En lisant votre biographie, on découvre que vous avez déjà chanté un rôle de quasi vieille dame, Madame Larina dans Eugène Onéguine. Votre passé de comédienne vous aide-t-il à construire vos personnages ?

Eh oui, c’était au CNSM, et il fallait bien que quelqu’un s’y colle. La metteuse en scène, Emmanuelle Cordoliani, savait que j’en serais capable, et c’était intéressant comme travail. En plus, j’avais fait Ruggiero, qui était un grand rôle, donc il fallait être équitable, je ne pouvais pas faire Olga. Pourtant, j’aime beaucoup le répertoire russe : Olga, ou Pauline dans La Dame de Pique, dont j’ai si souvent chanté l’air. C’est un rôle incroyable, car elle n’a presque rien à chanter, mais c’est si beau, et on se souvient de toutes ses interventions !

Et au printemps prochain, vous serez dans une rareté, Le Marchand de Venise à St Etienne.

Oui, un opéra de ce cher Reynaldo Hahn. Je crois que j’en suis parce que le responsable de la distribution vocale, Josquin Macarez, me connaissait par ailleurs ; il m’avait entendue plusieurs fois et il avait envie de me proposer quelque chose. Mais jusqu’ici, j’ai simplement regardé la partition pour décider si je devais dire oui ou non. Quant aux prises de rôle à venir, je fais faire Baba la Turque dans un Rake’s Progress qui passera notamment par Limoges, Caen et Luxembourg ; ça va être drôle, car c’est un sacré rôle de composition. Il y aura aussi un Retour d’Ulysse au Théâtre des Champs-Elysées.

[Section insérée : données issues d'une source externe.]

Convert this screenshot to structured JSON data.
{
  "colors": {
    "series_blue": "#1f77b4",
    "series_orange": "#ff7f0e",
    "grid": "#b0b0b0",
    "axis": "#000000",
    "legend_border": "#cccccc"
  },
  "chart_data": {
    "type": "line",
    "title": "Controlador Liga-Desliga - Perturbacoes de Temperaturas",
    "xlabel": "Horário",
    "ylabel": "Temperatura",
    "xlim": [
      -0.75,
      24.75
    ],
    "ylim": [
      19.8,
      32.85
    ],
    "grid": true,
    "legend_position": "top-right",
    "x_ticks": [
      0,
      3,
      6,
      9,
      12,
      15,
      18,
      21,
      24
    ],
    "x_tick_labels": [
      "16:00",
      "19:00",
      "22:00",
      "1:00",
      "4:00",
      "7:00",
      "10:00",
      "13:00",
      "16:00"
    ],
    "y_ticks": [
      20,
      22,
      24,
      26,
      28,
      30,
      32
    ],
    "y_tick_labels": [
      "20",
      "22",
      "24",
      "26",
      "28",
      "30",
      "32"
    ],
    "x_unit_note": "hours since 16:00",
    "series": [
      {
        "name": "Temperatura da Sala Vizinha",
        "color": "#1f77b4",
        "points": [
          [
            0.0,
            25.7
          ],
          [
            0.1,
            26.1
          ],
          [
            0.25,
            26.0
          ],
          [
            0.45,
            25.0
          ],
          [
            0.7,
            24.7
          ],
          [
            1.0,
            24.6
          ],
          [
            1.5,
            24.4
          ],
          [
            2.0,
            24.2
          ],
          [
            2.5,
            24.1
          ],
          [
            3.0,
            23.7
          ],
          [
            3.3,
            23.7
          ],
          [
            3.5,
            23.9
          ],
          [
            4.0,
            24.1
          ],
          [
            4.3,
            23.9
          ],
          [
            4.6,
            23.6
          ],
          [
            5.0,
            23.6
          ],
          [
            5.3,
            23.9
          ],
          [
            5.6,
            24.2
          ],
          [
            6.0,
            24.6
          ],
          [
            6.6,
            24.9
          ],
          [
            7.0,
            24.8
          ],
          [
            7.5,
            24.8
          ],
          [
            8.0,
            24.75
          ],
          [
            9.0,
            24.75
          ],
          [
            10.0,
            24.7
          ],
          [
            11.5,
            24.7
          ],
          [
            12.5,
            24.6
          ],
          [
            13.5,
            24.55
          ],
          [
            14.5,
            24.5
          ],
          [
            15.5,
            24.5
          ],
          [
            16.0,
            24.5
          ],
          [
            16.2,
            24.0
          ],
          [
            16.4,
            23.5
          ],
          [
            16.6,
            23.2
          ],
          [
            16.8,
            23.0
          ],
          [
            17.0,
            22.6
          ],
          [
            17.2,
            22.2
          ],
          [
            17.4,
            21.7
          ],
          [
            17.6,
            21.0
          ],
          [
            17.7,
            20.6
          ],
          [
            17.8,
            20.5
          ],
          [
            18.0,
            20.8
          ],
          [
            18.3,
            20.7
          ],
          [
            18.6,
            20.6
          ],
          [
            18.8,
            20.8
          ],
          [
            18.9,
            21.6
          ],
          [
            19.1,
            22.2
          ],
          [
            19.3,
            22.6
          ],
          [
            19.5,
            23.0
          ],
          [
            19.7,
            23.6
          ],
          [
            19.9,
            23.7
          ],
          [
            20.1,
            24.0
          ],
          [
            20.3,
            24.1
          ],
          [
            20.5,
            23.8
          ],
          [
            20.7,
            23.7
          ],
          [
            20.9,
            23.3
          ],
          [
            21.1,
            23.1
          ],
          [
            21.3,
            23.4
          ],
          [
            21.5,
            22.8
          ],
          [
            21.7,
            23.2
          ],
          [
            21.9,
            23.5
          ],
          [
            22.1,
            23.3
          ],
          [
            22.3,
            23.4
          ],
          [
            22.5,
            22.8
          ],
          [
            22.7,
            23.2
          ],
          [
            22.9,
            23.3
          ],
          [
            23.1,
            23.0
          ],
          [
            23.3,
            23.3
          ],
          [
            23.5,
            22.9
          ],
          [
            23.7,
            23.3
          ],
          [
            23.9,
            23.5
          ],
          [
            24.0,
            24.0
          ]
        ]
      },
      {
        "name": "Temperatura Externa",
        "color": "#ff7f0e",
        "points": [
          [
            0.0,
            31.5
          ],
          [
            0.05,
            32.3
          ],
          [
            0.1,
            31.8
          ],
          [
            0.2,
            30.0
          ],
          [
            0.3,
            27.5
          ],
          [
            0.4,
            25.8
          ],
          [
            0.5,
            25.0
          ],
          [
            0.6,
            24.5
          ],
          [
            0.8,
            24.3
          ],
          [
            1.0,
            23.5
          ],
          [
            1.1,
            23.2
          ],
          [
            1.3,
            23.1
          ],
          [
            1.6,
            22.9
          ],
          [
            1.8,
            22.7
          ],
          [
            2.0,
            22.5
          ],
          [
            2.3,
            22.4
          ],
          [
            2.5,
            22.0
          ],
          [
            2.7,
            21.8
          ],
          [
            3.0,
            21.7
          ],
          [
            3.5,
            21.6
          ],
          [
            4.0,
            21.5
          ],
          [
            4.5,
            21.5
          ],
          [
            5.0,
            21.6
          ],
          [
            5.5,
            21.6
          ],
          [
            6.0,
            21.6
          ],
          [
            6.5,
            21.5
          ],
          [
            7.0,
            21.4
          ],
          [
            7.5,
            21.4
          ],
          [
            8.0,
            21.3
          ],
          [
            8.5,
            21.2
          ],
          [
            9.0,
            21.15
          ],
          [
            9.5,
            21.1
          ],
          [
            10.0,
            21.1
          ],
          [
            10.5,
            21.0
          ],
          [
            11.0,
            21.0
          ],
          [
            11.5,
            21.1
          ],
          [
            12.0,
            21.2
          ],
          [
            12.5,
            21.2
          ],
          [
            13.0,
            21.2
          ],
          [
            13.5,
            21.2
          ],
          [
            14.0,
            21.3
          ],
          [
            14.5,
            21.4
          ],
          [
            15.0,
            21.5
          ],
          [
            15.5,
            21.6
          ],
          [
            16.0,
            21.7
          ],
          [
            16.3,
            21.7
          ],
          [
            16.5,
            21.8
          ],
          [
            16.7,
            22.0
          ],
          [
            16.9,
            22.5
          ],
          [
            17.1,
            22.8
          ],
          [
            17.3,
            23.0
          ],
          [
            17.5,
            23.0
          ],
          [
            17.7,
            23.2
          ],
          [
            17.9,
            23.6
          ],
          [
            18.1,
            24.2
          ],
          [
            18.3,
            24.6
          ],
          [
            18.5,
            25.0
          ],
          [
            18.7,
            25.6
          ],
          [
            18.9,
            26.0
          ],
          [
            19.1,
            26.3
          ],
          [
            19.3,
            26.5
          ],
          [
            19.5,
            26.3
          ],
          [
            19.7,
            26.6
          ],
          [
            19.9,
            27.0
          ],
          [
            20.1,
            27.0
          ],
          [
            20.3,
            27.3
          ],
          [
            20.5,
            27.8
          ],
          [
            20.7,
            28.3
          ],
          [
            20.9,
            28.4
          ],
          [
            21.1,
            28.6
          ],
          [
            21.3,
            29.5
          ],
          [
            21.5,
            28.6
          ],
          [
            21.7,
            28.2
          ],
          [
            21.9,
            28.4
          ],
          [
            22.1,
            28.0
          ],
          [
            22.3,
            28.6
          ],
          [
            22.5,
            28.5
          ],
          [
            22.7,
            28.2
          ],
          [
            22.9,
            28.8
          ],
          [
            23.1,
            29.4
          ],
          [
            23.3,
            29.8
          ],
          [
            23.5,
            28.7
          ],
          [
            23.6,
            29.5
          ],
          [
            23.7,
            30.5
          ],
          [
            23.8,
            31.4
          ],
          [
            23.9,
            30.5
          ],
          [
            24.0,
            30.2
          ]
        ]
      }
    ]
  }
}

Des enregistrements en vue ?

Nous aimerions enregistrer le programme d’ « Au pays où se fait la guerre ». Ce n’est pas la première fois que je travaille avec le Palazzetto, car j’ai notamment participé à la recréation d’Herculanum à Venise dans le concert « A l’ombre du Vésuve », qui réunissait des extraits de l’opéra de Félicien David à des fragments des Derniers Jours de Pompéi de Victorin Joncières : j’ai chanté quelques airs du rôle d’Olympia, que Karine Deshayes a ensuite enregistré dans son intégralité. J’aurais dû le reprendre à la Cité de la Musique, où ce concert a été donné ensuite, mais je n’étais pas disponible. Dans un autre genre, le disque Révolutions vient de sortir, avec Arnaud Marzorati et les Lunaisiens : c’est une évocation des chansons de 1830, 1848 et 1871. Le programme est assez varié, on y entend des textes engagés, la Marseillaise avec des paroles différentes, et j’y chante même La Périchole. Par ailleurs, je viens d’enregistrer les Leçons de ténèbres de Couperin avec Vincent Dumestre et le Poème Harmonique. Et je participe à l’intégrale Ravel que prépare Naxos avec l’Orchestre national de Lyon. Ils vont sortir L’Heure espagnole pour la fin de l’année ; nous l’avons enregistré à l’auditorium Maurice Ravel juste avant que le concert soit donné à Paris – voir compte rendu – et aux Folles Journées de Nantes. J’ai aussi gravé toute une partie des mélodies dont les Histoires naturelles, et Kaddish. En septembre, j’ai enregistré Shéhérazade, qui sortira non pas avec les autres mélodies, mais sur un disque avec une œuvre pour orchestre. Et depuis, Leonard Slatkin m’a invité à Detroit pour chanter avec son orchestre, ce dont je suis ravie, car donner un concert avec un orchestre procure une sensation fabuleuse.